Kill the hateful Khamenei and give yourself a political future
The death of Ali Khamenei, supreme leader of Iran’s Ayatollahs, announced first by Netanyahu and then confirmed by Trump, symbolically represents the end of an era, even if no one can say with certainty what color the new era will have: nor if it is truly new, and how, this era will be. Long announced, so long awaited that it was foreseen by everyone, starting with the Iranians, yesterday morning’s Israeli attack on Tehran arrived on time, almost telephonically, and yet truly lethal, in its own definitive way. The declared objective was the “Iranian nuclear”, that is, to prevent the development of the nuclear program by the Iranian Shiite theocracy, but the primary one, certainly also founding the nuclear project, was instead the violent removal of the religious-political leadership of Khamenei, the guarantor of long continuity who had inherited the helm of the Islamic revolution from Ruhollah Khomeyni, of whom he had been a dolphin and advisor. Both, albeit in different ways, left Tehran and the earth shortly before turning 87.
How Trump’s world works
What happened yesterday in Tehran explains once again, if there was still a need, how the “new world”, that of “Trump” works: he and his friends, his most trusted allies, can overthrow adverse regimes. He can do it directly and alone, as happened in Venezuela, or can do it with its most solid and faithful friend in the world, Israel Bibi Netanyahu, striking in one move the great enemy and a historic problem for both: that is, the Iran of the Ayatollahs. It will be said – and it is absolutely true – that the Iranian regime has been a great enemy of the rights and civil liberties of the Iranian people, of women first and foremost, and of every human being who loves freedom. It’s very true, and a world without a regime like that is a better world, at least until what happens next turns out to be the same, or even worse. No one can believe, however, that the raid that hit Tehran and eliminated Khamenei was generated by the desire to free Iranians from the game of this ferocious dictatorship that has now lasted almost fifty years. The uncertain political future of the two almost eighty-year-olds mentioned above, Bibi Netanyahu and Donald Trump, perhaps has more to do with the sudden decision to cut off the head of the bull, and the horns of the Great Satan of Tehran.

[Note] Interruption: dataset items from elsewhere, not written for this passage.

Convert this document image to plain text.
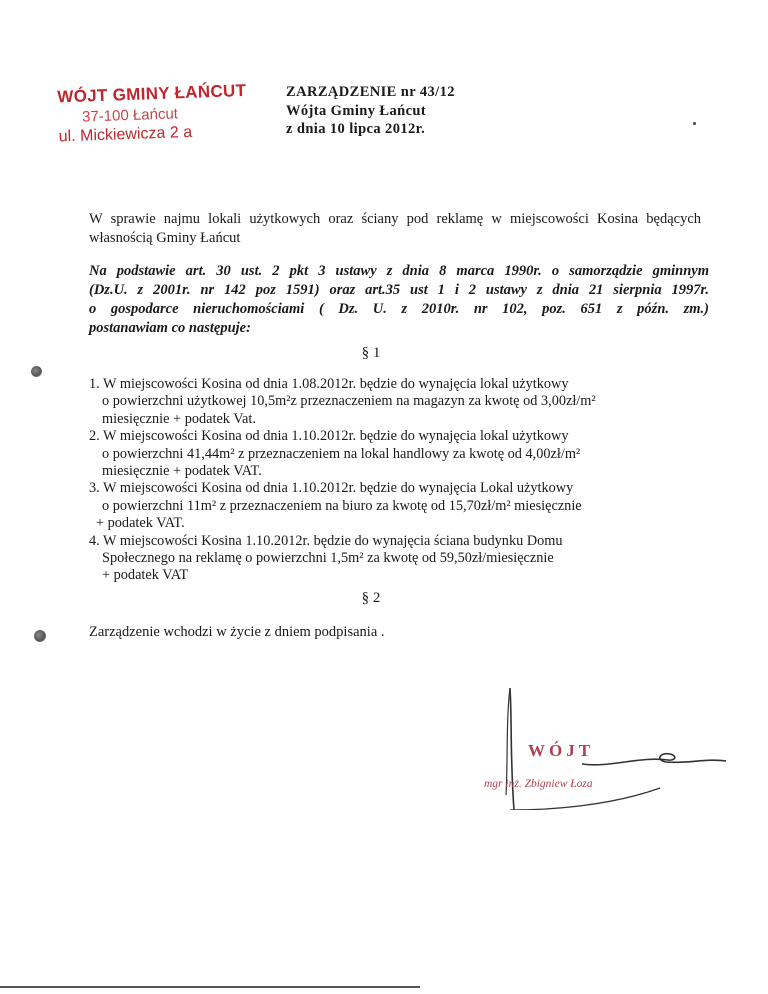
WÓJT GMINY ŁAŃCUT
37-100 Łańcut
ul. Mickiewicza 2 a
ZARZĄDZENIE nr 43/12
Wójta Gminy Łańcut
z dnia 10 lipca 2012r.
W sprawie najmu lokali użytkowych oraz ściany pod reklamę w miejscowości Kosina będących własnością Gminy Łańcut
Na podstawie art. 30 ust. 2 pkt 3 ustawy z dnia 8 marca 1990r. o samorządzie gminnym
(Dz.U. z 2001r. nr 142 poz 1591) oraz art.35 ust 1 i 2 ustawy z dnia 21 sierpnia 1997r.
o gospodarce nieruchomościami ( Dz. U. z 2010r. nr 102, poz. 651 z późn. zm.)
postanawiam co następuje:
§ 1
1. W miejscowości Kosina od dnia 1.08.2012r. będzie do wynajęcia lokal użytkowy
o powierzchni użytkowej 10,5m²z przeznaczeniem na magazyn za kwotę od 3,00zł/m²
miesięcznie + podatek Vat.
2. W miejscowości Kosina od dnia 1.10.2012r. będzie do wynajęcia lokal użytkowy
o powierzchni 41,44m² z przeznaczeniem na lokal handlowy za kwotę od 4,00zł/m²
miesięcznie + podatek VAT.
3. W miejscowości Kosina od dnia 1.10.2012r. będzie do wynajęcia Lokal użytkowy
o powierzchni 11m² z przeznaczeniem na biuro za kwotę od 15,70zł/m² miesięcznie
+ podatek VAT.
4. W miejscowości Kosina 1.10.2012r. będzie do wynajęcia ściana budynku Domu
Społecznego na reklamę o powierzchni 1,5m² za kwotę od 59,50zł/miesięcznie
+ podatek VAT
§ 2
Zarządzenie wchodzi w życie z dniem podpisania .
WÓJT
mgr inż. Zbigniew Łoza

The future of the Iranians
There are obviously many issues. The first, main one, concerns the future of the people in Iran. A great people, over 90 million people, multi-ethnic and multicultural, cosmopolitan like no Islamic nation and yet governed for 50 years by a reactionary, violent and fundamentalist political Islam like few others. Tehran which is teeming with cultured bourgeoisie and spreads it across the world, and the infinite deep Persian province which was probably fine in that “reactionary revolution”. What will happen from now on, how the militias who just a few weeks ago were accused of the massacre of tens of thousands of people will move, no one knows.
The second, closely linked to this, concerns any hypothesis, even vague, very vague, of transition. Beyond the usual empty words of the US president – “I have great ideas about who can govern Iran”, “they will ask me for an opinion” – it is not really clear how a future can begin, if not by passing – immediately – through a very violent internal settling of accounts, a civil war, and who knows where it will end up. After all, in theory, international law would be useful for precisely these situations.
Neither condolence nor rejoicing
And this is, obviously, the last and main question. A system that looked at and guided states from above, that balanced weights and forces within a broader system of rules, if it ever existed, is definitively disappeared. Let’s say it better, let’s say it all: if it ever tried to exist, if it ever functioned as a barrier to the hunger for arrogance of those who were more powerful, it has also abandoned that minimal function of a somewhat hypocritical breakwater, of a small but important barrier that allows one to be scandalized without being ridiculed. Today, nothing remains of that remote and increasingly debased idea. Also because – it should be remembered – the decision-making capacities of the international justice bodies, which had previously been missing for a few decades, have essentially disappeared, leaving every injustice and satrapy in its place, protected by the system of vetoes and relationships with the truly powerful: until the relationships, or the powerful, change.
Thus, two old politicians already many times considered finished and failed, one indicted for crimes against humanity before the International Criminal Court and accused of Genocide before the International Court of Justice, the other pursued in vain by the courts of his country for a wide spectrum of crimes, all hateful, decided to eliminate from the face of the earth a well-known criminal who carried out his crime as head of state based on the most sinister, inhuman, chauvinist, violent and retrograde religious fundamentalism. Men of good will cannot in any way express condolences for the latter and, however, they cannot even rejoice together with the former. It is the paradox of this post-democratic time, in which even one enormous piece of good news brings two pieces of bad news, and at the end of the day there is still time only to cry. Hoping that tomorrow, truly, due to some strange turn of history, a new sun will shine over Tehran: the one that Iranians and, above all, finally, Iranian women truly deserve.